The circular has rendered life of the salaried taxpayers more miserable, by adding one more requirement fraught with practical difficulties. It is common knowledge that mandating PAN has come to be increasingly resorted to as a tool for keeping a track and monitoring of tax yielding transactions, with the objective of preventing, if not eradicating the evil of tax evasion. Admittedly, however, over the years the Revenue has not at all been successful in enforcing the requirement of PAN so mandated for transactions in relation to among others ‘immovable’. In such a scenario, yet again as a measure of salvation and face saving, the Revenue has decided to pitch on the most soft target of all, being the salaried class. Be that as it may, the subject circular is of the type issued, almost as a ritual, annually; and merely to explain for the benefit of taxpayers the salient features of that year’s Finance Act. As such, the validity of the requirement (s) newly introduced through that circular, in a manner of speaking via backdoor, is highly disputable. For, if at all, that could have been rightly done only through a proper legislation and amendment of the related extant provisions of the IT Act.

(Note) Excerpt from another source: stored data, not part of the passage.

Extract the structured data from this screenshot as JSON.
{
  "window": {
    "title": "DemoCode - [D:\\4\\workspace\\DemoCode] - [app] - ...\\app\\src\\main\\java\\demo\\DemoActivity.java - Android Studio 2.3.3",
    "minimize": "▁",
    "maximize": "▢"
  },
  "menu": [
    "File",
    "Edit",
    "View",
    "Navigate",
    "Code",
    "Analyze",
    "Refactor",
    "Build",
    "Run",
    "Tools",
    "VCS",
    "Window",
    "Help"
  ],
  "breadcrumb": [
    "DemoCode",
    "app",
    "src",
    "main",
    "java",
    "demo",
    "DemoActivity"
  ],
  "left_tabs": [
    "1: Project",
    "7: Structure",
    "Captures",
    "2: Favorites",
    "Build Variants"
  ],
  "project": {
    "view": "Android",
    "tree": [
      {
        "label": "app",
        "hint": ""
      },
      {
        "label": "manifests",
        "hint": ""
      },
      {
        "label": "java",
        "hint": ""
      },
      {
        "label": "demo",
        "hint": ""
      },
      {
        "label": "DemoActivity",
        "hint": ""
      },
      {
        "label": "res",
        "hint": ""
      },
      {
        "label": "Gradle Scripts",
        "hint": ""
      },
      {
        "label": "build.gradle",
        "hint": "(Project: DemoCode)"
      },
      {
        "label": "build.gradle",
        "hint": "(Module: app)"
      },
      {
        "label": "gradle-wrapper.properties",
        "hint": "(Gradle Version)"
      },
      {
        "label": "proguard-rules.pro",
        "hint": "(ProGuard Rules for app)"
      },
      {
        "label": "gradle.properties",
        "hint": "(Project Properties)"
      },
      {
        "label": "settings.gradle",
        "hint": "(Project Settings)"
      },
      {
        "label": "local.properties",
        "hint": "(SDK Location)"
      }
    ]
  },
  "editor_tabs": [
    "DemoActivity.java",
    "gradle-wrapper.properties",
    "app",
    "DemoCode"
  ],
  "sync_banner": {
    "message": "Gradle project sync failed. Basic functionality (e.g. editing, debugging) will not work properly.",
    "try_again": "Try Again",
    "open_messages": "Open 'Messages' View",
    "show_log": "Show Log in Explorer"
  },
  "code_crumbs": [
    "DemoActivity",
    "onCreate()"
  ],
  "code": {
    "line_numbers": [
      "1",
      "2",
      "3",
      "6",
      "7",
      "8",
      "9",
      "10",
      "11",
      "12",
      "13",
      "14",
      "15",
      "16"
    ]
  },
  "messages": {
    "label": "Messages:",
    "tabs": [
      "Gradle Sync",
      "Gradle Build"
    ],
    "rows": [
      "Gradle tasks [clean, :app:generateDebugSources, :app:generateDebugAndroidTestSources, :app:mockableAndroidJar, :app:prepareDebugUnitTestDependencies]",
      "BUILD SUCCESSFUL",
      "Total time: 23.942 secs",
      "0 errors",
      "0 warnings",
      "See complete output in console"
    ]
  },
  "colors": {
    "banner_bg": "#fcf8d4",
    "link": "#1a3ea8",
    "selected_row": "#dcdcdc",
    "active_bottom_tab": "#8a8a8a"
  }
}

By the way, it needs to be incidentally pointed out that, section 194-I providing for TDS on ‘rent’ paid, has in terms application only if the payer is not an individual (or a HUF). On the other hand, the subject HRA is of relevance to employee being an individual. So much so, for meeting the point of objection, in any case, would, if intended to be enforced, call for substantial changes of the related / connected provisions of the law; to give a clue, on the lines of section 206AA.
Further, the said section 194-I , if read mindfully, cannot but be noted to suffer from a like flaw, / fallacy or glaring lacuna as pointed out in a couple of published articles @
Critically analyzed therein, is the yet another provision of a recent origin namely, Sec 194-IA. The lacuna is that house property in the form of unit of a building known as – Flat or Apartment has been omitted to be specially covered by using a proper language as warranted; though for obvious reason not intended.
On the premise that the point made is not without substance but is quite valid, what is deplorable is that for practical purposes both taxpayers and advising professionals, not to speak of the Revenue, appear to have, by and large, over sighted, and continue to do so, without realizing the existence of such a lacuna of a vital nature obtaining for long on the statute book.